September 26, 2007 @ 16:50
1 in 166 children are Autistic. Some studies say 1 in 150.
Let’s just be really generous for a moment and call it 1 in 200 for this argument’s sake.
That means in my boys’ school district alone, there could be as many as 45 children with this diagnosis. I live in what would be considered a small town.
There are approximately 2 hundred thousand children in our state between the ages of 1 and 5, that could mean as many as 1 thousand children. Now that’s just in that age group, there are another thousand between the ages of 5 and 9, and another thousand between the ages of 9 and 14. Three thousand children . . . How many of them were or will be left behind, do you think?
After age 7, it is believed that it is too late. No more reversal of the condition is possible.
When early intervention occurs, 50% of these children are mainstreamed. This is a disorder that most notably affects social interaction, to my mind, mainstreamed is therefore equivalent to cured.
The waiting list just to get evaluated here can take more than a year.
For something that for half of the children diagnosed early enough and treated early enough can be cured . . . there is no excuse for this . . .

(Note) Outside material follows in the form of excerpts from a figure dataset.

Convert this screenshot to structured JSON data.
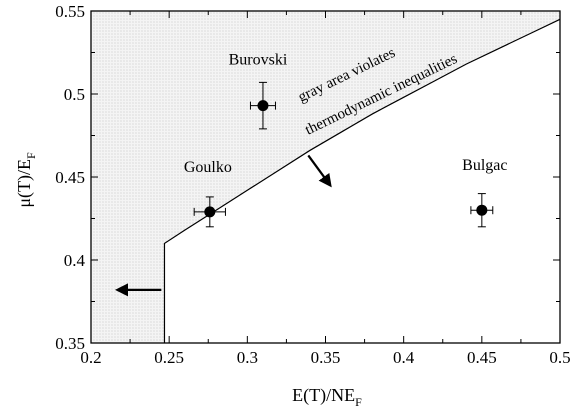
{
  "chart_data": {
    "type": "scatter",
    "title": "",
    "xlabel": {
      "main": "E(T)/NE",
      "sub": "F"
    },
    "ylabel": {
      "main": "μ(T)/E",
      "sub": "F"
    },
    "xlim": [
      0.2,
      0.5
    ],
    "ylim": [
      0.35,
      0.55
    ],
    "x_ticks": [
      0.2,
      0.25,
      0.3,
      0.35,
      0.4,
      0.45,
      0.5
    ],
    "x_tick_labels": [
      "0.2",
      "0.25",
      "0.3",
      "0.35",
      "0.4",
      "0.45",
      "0.5"
    ],
    "y_ticks": [
      0.35,
      0.4,
      0.45,
      0.5,
      0.55
    ],
    "y_tick_labels": [
      "0.35",
      "0.4",
      "0.45",
      "0.5",
      "0.55"
    ],
    "grid": false,
    "points": [
      {
        "label": "Burovski",
        "x": 0.31,
        "y": 0.493,
        "xerr": 0.008,
        "yerr": 0.014
      },
      {
        "label": "Goulko",
        "x": 0.276,
        "y": 0.429,
        "xerr": 0.01,
        "yerr": 0.009
      },
      {
        "label": "Bulgac",
        "x": 0.45,
        "y": 0.43,
        "xerr": 0.007,
        "yerr": 0.01
      }
    ],
    "boundary": {
      "x": [
        0.247,
        0.247,
        0.26,
        0.28,
        0.3,
        0.32,
        0.34,
        0.36,
        0.38,
        0.4,
        0.42,
        0.44,
        0.46,
        0.48,
        0.5
      ],
      "y": [
        0.35,
        0.41,
        0.418,
        0.43,
        0.442,
        0.454,
        0.466,
        0.477,
        0.488,
        0.498,
        0.508,
        0.518,
        0.527,
        0.536,
        0.545
      ]
    },
    "shaded_region_color": "#e6e6e6",
    "annotations": {
      "line1": "gray area violates",
      "line2": "thermodynamic inequalities"
    },
    "arrows": [
      {
        "from": [
          0.339,
          0.463
        ],
        "to": [
          0.353,
          0.445
        ]
      },
      {
        "from": [
          0.245,
          0.382
        ],
        "to": [
          0.217,
          0.382
        ]
      }
    ]
  }
}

How many children are lost in this back log? It is horrifying. I keep hearing about how overloaded everyone is. There just isn’t enough money to fund all the programs that are needed. And still, the White House wastes millions (maybe billions) of dollars a year. And I’m not talking about the big obvious things you might think I’m referring to. Let’s forget the war for a moment. How about the White House having a full time floral staff? When we have children in our country being lost to disease and hunger and the White House has a floral staff, shame on our government! Honestly, nobody loves Christmas more than me, but that’s all I could think of when watching those Christmas at the White House specials that HGTV runs each year, and that’s all been before my child was diagnosed. Why can’t we take the budget for all the White House parties and give it back to the care of our children. And how about all the wasted money for parking and travel and other ridiculous wastes that our “public servants” (can you hear me gagging?) eat up every year. If Hilary could make me believe that she was prepared to make those kinds of changes for our country, I’d vote for her. And if you know me, you know how big a statement that is, because I cannot stand her. Actually, I cannot stand any of them. I believe at least 95% of all politicians are leeches of the worst variety with all the moral integrity that implies. How many times have they made those promises to us and how many times have they kept them? At this point, I don’t think any of them could convince me of their sincerity on any issue.
We are one of the lucky families. Puppy got his diagnosis early enough to hopefully make a difference. We are still in the process of learning exactly where he falls on the spectrum, but he has begun therapies and is having further evaluations, as best we can get into the programs, fighting in the overwhelming tide of families that are in need of these services. We are doing everything we can to give him every opportunity to have a “normal” life. But what will happen to all of those children who fall through the cracks in our absolutely inadequate system.
So, we push. And the pushing is hard. I’m so angry today that I can barely breathe. I sat at my desk crying like a fool this morning, because some little twit in Puppy’s pediatrician’s office couldn’t care less. I’ve been waiting for almost a week now for a prescription. Yes, just a little piece of paper. I have him receiving therapies from one agency, being evaluated and followed at Children’s Hospital’s special center, and his pediatrician has to have a hand in some things still because we are, as always, bound to our health insurance companies like slaves to a ship’s hold. (Yes, I made the comparison. Be shocked at the reference if you must, but I think insurance companies, like politicians, are morally repugnant, as vile as slave traders, making their livings on the backs of us. With no more regard for our lives than they would have for livestock. I’m feeling particularly bitter today.) The doctor just has to write a prescription for an occupational therapist to conduct a Sensory Integration Dysfunction Evaluation. Simple, you would think. But on my latest phone call today I get the same thing again. Oh, gosh, what is that? I’ve told no less than three different nurses in your office what it is. Oh, gosh, she’s out today. Well why the hell didn’t she take care of it yesterday? Or the day before? Or the day BEFORE?!?! Every day that he loses is a day we will never get back. It is a very small window of opportunity we have to get him to best place he can be. And every day you let slip, you ignorant don’t-give-a-damn-about-my-child pediatrician’s office worker? That is a day of recovery you have stolen from my baby.
So here we are, with the same problem slapping us down from the bottom as from the top. When it is so clear what needs to be done, why can’t we just get it done? I know in the big picture, we are doing pretty well, but I’ve got this feeling of dread that I just can’t shake. I swear I feel like I’m standing at the bottom of a slowly filling swimming pool in concrete shoes, holding him over my head and watching the water rise, yelling to the people all around us on the sides to take him, please save him, please help us before it’s too late. And nobody seems to hear us. Or worse, nobody seems to care.